A cantoras solistas Laura Polverelli e Silvia Tro Santaflé apresentaram-se totalmente agarradas ao papel. Silvia na ária da cena 7 não cantou, não interpretou, leu. E é uma das árias mais importantes de todo o repertório de Rossini. Uma prova de fogo. Chegou a ser confrangedor a atrapalhação em virar as páginas e não acabar a frase longa porque se esqueceu de respirar, a frase era muito longa e antes de virar a página não o sabia! Uma presença que poderia ter sido uma interpretação, a voz da cantora é bela, encorpada, densa e o estilo não é mau, mas poderia ter estudado melhor...
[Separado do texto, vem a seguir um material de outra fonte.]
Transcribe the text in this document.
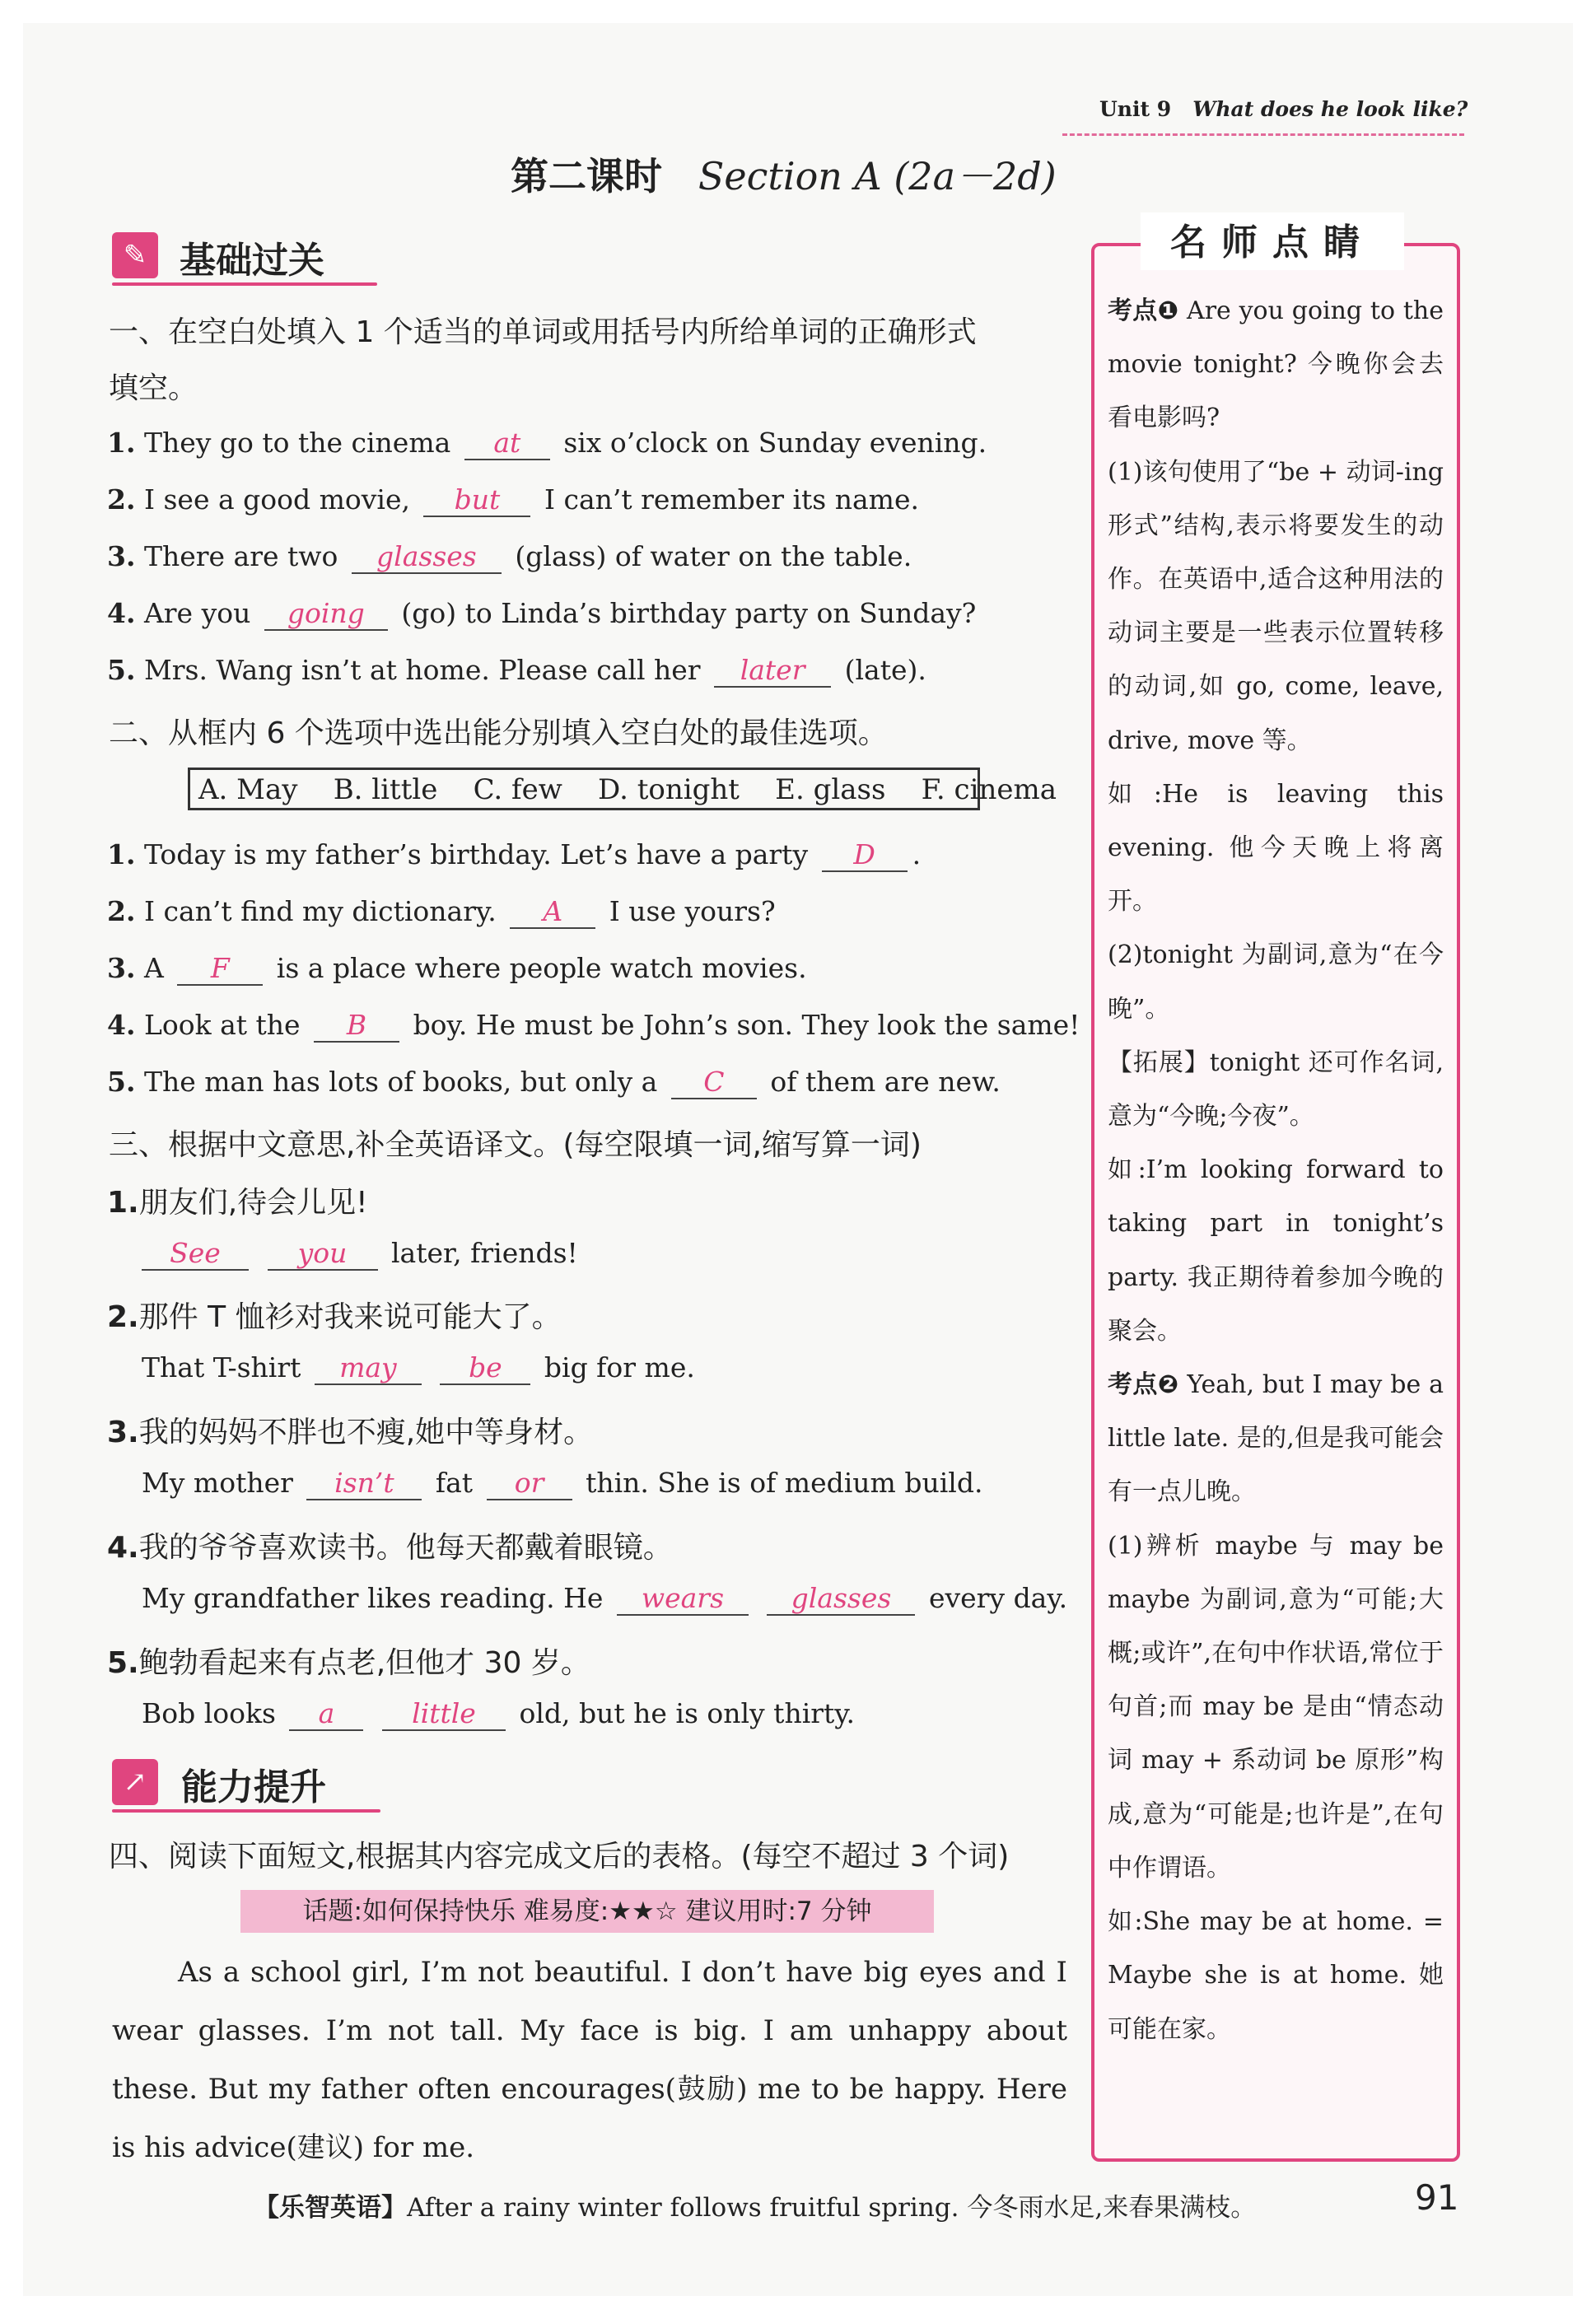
Unit 9 What does he look like?
第二课时 Section A (2a－2d)
✎ 基础过关
一、在空白处填入 1 个适当的单词或用括号内所给单词的正确形式
填空。
1. They go to the cinema at six o’clock on Sunday evening.
2. I see a good movie, but I can’t remember its name.
3. There are two glasses (glass) of water on the table.
4. Are you going (go) to Linda’s birthday party on Sunday?
5. Mrs. Wang isn’t at home. Please call her later (late).
二、从框内 6 个选项中选出能分别填入空白处的最佳选项。
A. May    B. little    C. few    D. tonight    E. glass    F. cinema
1. Today is my father’s birthday. Let’s have a party D .
2. I can’t find my dictionary. A I use yours?
3. A F is a place where people watch movies.
4. Look at the B boy. He must be John’s son. They look the same!
5. The man has lots of books, but only a C of them are new.
三、根据中文意思,补全英语译文。(每空限填一词,缩写算一词)
1.朋友们,待会儿见!
See	you later, friends!
2.那件 T 恤衫对我来说可能大了。
That T-shirt may	be big for me.
3.我的妈妈不胖也不瘦,她中等身材。
My mother isn’t fat or thin. She is of medium build.
4.我的爷爷喜欢读书。他每天都戴着眼镜。
My grandfather likes reading. He wears glasses every day.
5.鲍勃看起来有点老,但他才 30 岁。
Bob looks a	little old, but he is only thirty.
↗ 能力提升
四、阅读下面短文,根据其内容完成文后的表格。(每空不超过 3 个词)
话题:如何保持快乐 难易度:★★☆ 建议用时:7 分钟
As a school girl, I’m not beautiful. I don’t have big eyes and I wear glasses. I’m not tall. My face is big. I am unhappy about these. But my father often encourages(鼓励) me to be happy. Here is his advice(建议) for me.
名师点睛
考点❶ Are you going to the movie tonight? 今晚你会去看电影吗?
(1)该句使用了“be + 动词-ing 形式”结构,表示将要发生的动作。在英语中,适合这种用法的动词主要是一些表示位置转移的动词,如 go, come, leave, drive, move 等。
如:He is leaving this evening. 他今天晚上将离开。
(2)tonight 为副词,意为“在今晚”。
【拓展】tonight 还可作名词,意为“今晚;今夜”。
如:I’m looking forward to taking part in tonight’s party. 我正期待着参加今晚的聚会。
考点❷ Yeah, but I may be a little late. 是的,但是我可能会有一点儿晚。
(1)辨析 maybe 与 may be maybe 为副词,意为“可能;大概;或许”,在句中作状语,常位于句首;而 may be 是由“情态动词 may + 系动词 be 原形”构成,意为“可能是;也许是”,在句中作谓语。
如:She may be at home. = Maybe she is at home. 她可能在家。
【乐智英语】After a rainy winter follows fruitful spring. 今冬雨水足,来春果满枝。	91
O mesmo se pode dizer de Laura Polverelli, canta muito bem, usa o corpo com propriedade, consegue retirar energias de um físico franzino. A voz é bonita, bem dotada de terceiro harmónico que lhe confere um metal elegante sem ser excessivo, mas andou agarrada ao papel e só a cena final, que deve ter estudado com maior rigor, lhe saiu fluente. Como é a prova de fogo da ópera é natural que tenha sido assim, mas como teria bom se tivesse preparado melhor o papel protagonista. Tem capacidade para cantar e estilo apropriado ao bem cantar rossiniano.

Riccardo Frizza, o maestro, esteve exemplar, já toda a gente disso isso, a dinâmica e os tempos foram notáveis, a vivacidade e a compreensão do texto e da música foram certíssimos. Extrair da orquestra o pensar rossiniano foi o seu maior mérito.
A orquestra esteve também bem, destaco o clarinete pela sonoridade e articulação. Os violinos tiveram os habituais problemas de afinação e de coesão nos momentos mais delicados, mas estes problemas foram pontuais.

O coro esteve francamente melhor. Continua a subir de forma, a gritaria não foi terrível! Já se pode dizer que o coro está a chegar aos 12 valores. Parabéns a Andreoli.